1. Behold a Mighty Prophet (Hallock)
2. Rorate Caeli (Palestrina)
3. O Radix Jesse (Willan*)
4. Psalm 134 (Sweelinck)
5. Long, Long Ago (Howells)
6. Hodie Christus Natus Est (Poulenc)
7. Adam Lay Ybounden (Larkin*)
8. How Like an Angel (Lang*)
9. Remember O Thou Man (Ravenscroft)
10. Ave Maris Stella (arr. Loomer*)
11. Lo, How a Rose E’er Blooming (Praetorius)
12. Angels from Heaven Came (Quick*)
13. Hodie Christus Natus Est (Sweelinck)
* Canadian composer or arranger.
Notes for each track by Stephen Wright.


Behold a Mighty Prophet

Composer: Peter Hallock | Handbells: Cathedral Choir Members | Publisher: Walton Music (W2199) | Length: 7:34

Born in 1924, Peter Hallock is one of the most important figures in recent Episcopal Church music. Organist and director of music at St. Mark’s Cathedral, Seattle from 1951 to 1991, Hallock composed a three-year cycle of psalm settings (the Ionian Psalter), along with many other liturgical works. He also instituted a weekly Compline service at St. Mark’s, which led to a revival of interest in that office in many churches, including Christ Church Cathedral. Scored for double choir and handbells, Behold a Mighty Prophet alternates chant-like statements with more expansive musical depictions of the text. The final alleluias grow in intensity before fading out over a bell ostinato.


Text: liturgical,  from the Advent Propers

Behold a mighty Prophet, Comes in might and power to save;
King and shepherd, Prince of Peace, Alleluia.

Behold, the Lord will come to save the nations,
and the glory of His voice will sound upon the mountains. Alleluia.

O light in darkness shining; Sun of righteousness arise.
King and shepherd, Prince of Peace, Alleluia.

The dew of heaven falls softly like the rain upon the mown grass.
O Lord prepare within a barren heart,
a peaceful place whereby thy grace therein may ever grow that blissful flower.
God’s fairest rose. Alleluia.

O Zion’s sons and daughters, hasten forth to greet your Lord.
King and shepherd, Prince of Peace, Alleluia.

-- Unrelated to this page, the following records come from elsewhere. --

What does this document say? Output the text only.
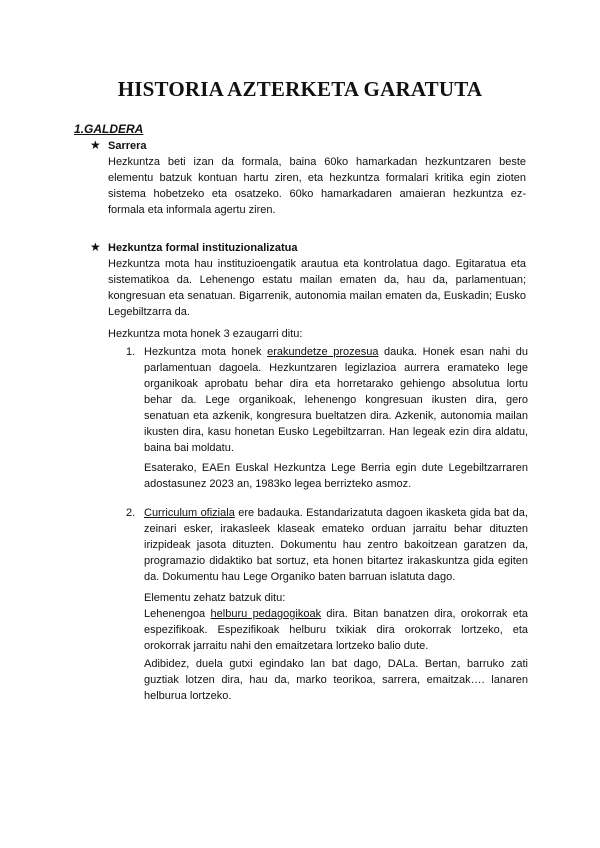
HISTORIA AZTERKETA GARATUTA
1.GALDERA
★ Sarrera

Hezkuntza beti izan da formala, baina 60ko hamarkadan hezkuntzaren beste elementu batzuk kontuan hartu ziren, eta hezkuntza formalari kritika egin zioten sistema hobetzeko eta osatzeko. 60ko hamarkadaren amaieran hezkuntza ez-formala eta informala agertu ziren.

★ Hezkuntza formal instituzionalizatua

Hezkuntza mota hau instituzioengatik arautua eta kontrolatua dago. Egitaratua eta sistematikoa da. Lehenengo estatu mailan ematen da, hau da, parlamentuan; kongresuan eta senatuan. Bigarrenik, autonomia mailan ematen da, Euskadin; Eusko Legebiltzarra da.

Hezkuntza mota honek 3 ezaugarri ditu:

1. Hezkuntza mota honek erakundetze prozesua dauka. Honek esan nahi du parlamentuan dagoela. Hezkuntzaren legizlazioa aurrera eramateko lege organikoak aprobatu behar dira eta horretarako gehiengo absolutua lortu behar da. Lege organikoak, lehenengo kongresuan ikusten dira, gero senatuan eta azkenik, kongresura bueltatzen dira. Azkenik, autonomia mailan ikusten dira, kasu honetan Eusko Legebiltzarran. Han legeak ezin dira aldatu, baina bai moldatu.

Esaterako, EAEn Euskal Hezkuntza Lege Berria egin dute Legebiltzarraren adostasunez 2023 an, 1983ko legea berrizteko asmoz.

2. Curriculum ofiziala ere badauka. Estandarizatuta dagoen ikasketa gida bat da, zeinari esker, irakasleek klaseak emateko orduan jarraitu behar dituzten irizpideak jasota dituzten. Dokumentu hau zentro bakoitzean garatzen da, programazio didaktiko bat sortuz, eta honen bitartez irakaskuntza gida egiten da. Dokumentu hau Lege Organiko baten barruan islatuta dago.

Elementu zehatz batzuk ditu:

Lehenengoa helburu pedagogikoak dira. Bitan banatzen dira, orokorrak eta espezifikoak. Espezifikoak helburu txikiak dira orokorrak lortzeko, eta orokorrak jarraitu nahi den emaitzetara lortzeko balio dute.

Adibidez, duela gutxi egindako lan bat dago, DALa. Bertan, barruko zati guztiak lotzen dira, hau da, marko teorikoa, sarrera, emaitzak…. lanaren helburua lortzeko.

Rise up, O Jerusalem. Stand upon the heights.

Rejoice and sing ye nations as your saviour draweth nigh;
King and shepherd, Prince of Peace, Alleluia.


Rorate Caeli (Pour Out, You Heavens)

Composer: Giovanni Pierluigi da Palestrina | Publisher: Chester / Novello (CH56598) distributed by Hal Leonard | Length: 2:56

Palestrina (c.1529-94) was the first composer in history whose style was codified and consciously preserved as an exemplar.  To the Catholic Church, his works are a model of liturgical music, while to musical historians Palestrina represents the pinnacle of Renaissance polyphony.  Rorate Caeli is the second part of a longer motet, Canite Tuba, first published in Palestrina’s second book of motets in 1572.  The text derives in part from the Introit at mass on the fourth Sunday of Advent.  The vigorous opening is followed by a quieter, homophonic section for the text “Show us your mercy, O Lord.”  At the words “Come, O Lord” the music becomes more impassioned, and the motet ends with a flourish of alleluias.


Text: liturgical

Rorate caeli desuper,
et nubes pluant justum:
aperiatur terra et germinet Salvatorem.
Ostende nobis, Domine, misericordiam tuam,
et salutare tuum da nobis.
Veni Domine, et noli tardare. Alleluia.
Pour out dew from above, you heavens,
and let the clouds rain down the Just One.
Let the earth open and bring forth a Saviour.
Show us your mercy, O Lord,
and grant us your salvation.
Come, O Lord, and do not delay. Alleluia.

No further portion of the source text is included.